Le recteur de l’UdeM, Guy Breton, estime néanmoins que cette diversité constitue une richesse au sein de son équipe. « Ce n’est pas parce qu’une femme prend une fonction qui est traditionnellement occupée par des hommes qu’elle doit prendre leurs réflexes, il faut que les femmes restent authentiques », juge-t-il.

L’attitude plus rassembleuse des femmes fait partie des caractéristiques qui leur permet de se démarquer des hommes dans la gestion d’équipe.« Pour moi, le leadership, c’est de reconnaître que l’équipe est plus forte que le dirigeant seul, affirme Sylvie Beauchamp . Il faut absolument travailler ensemble pour obtenir des résultats. »

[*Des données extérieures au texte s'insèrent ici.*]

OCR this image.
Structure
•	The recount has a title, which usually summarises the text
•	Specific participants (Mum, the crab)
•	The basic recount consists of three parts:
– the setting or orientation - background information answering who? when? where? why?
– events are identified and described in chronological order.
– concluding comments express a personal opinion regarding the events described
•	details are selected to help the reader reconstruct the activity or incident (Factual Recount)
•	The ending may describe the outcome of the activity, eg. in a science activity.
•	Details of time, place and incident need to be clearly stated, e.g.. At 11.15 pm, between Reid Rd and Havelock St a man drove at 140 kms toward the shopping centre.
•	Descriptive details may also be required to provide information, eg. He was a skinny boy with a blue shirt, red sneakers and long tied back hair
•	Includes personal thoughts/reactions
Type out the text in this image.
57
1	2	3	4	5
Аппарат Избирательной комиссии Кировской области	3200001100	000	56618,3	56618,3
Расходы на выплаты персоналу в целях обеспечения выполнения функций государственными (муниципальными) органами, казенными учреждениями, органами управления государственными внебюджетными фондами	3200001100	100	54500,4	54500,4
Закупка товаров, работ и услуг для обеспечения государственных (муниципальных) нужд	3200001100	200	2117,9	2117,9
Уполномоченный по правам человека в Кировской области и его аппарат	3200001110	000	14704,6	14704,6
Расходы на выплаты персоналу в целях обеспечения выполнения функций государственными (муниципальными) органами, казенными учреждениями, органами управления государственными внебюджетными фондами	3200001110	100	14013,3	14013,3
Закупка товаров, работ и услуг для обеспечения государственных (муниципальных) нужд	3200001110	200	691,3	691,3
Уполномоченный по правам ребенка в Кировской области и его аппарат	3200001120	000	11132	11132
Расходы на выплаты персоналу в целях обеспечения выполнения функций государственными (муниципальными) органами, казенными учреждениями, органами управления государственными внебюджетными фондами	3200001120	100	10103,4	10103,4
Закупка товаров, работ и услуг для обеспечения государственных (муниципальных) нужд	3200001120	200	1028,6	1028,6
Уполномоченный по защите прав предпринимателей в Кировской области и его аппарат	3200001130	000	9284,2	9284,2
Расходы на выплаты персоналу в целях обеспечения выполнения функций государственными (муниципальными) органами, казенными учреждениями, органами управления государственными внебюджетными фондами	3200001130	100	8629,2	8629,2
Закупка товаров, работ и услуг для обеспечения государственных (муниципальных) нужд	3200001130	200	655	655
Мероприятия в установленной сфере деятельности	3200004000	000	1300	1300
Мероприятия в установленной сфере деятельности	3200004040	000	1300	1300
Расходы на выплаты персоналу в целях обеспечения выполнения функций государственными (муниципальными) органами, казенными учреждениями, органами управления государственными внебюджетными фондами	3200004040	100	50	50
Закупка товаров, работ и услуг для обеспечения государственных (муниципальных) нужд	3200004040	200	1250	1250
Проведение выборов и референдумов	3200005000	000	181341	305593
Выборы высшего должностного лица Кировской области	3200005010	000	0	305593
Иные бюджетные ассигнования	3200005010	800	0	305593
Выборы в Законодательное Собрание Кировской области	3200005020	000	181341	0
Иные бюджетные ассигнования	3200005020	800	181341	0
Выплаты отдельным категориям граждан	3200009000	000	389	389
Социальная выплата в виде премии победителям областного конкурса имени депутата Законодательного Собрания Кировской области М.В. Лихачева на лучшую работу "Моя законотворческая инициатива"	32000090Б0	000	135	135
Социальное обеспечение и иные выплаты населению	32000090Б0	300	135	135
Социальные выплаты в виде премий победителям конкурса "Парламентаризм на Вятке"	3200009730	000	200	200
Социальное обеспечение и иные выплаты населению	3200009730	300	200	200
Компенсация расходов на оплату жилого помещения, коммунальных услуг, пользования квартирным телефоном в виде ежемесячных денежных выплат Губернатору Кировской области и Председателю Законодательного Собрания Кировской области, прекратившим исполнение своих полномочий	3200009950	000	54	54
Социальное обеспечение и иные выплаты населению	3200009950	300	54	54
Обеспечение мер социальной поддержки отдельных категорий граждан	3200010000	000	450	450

De la même façon, la présidente de l’UQ accorde une grande importance à la nouvelle génération.« Il faut s’assurer que des femmes soient formées pour prendre la relève, croit-elle. Quand on leur donne des opportunités et qu’on leur fait confiance, les femmes ont tendance à être plus sûres d’elles. » C’est pour cette raison qu’elle s’est entourée de trois femmes afin de permettre à d’autres de lui succéder éventuellement.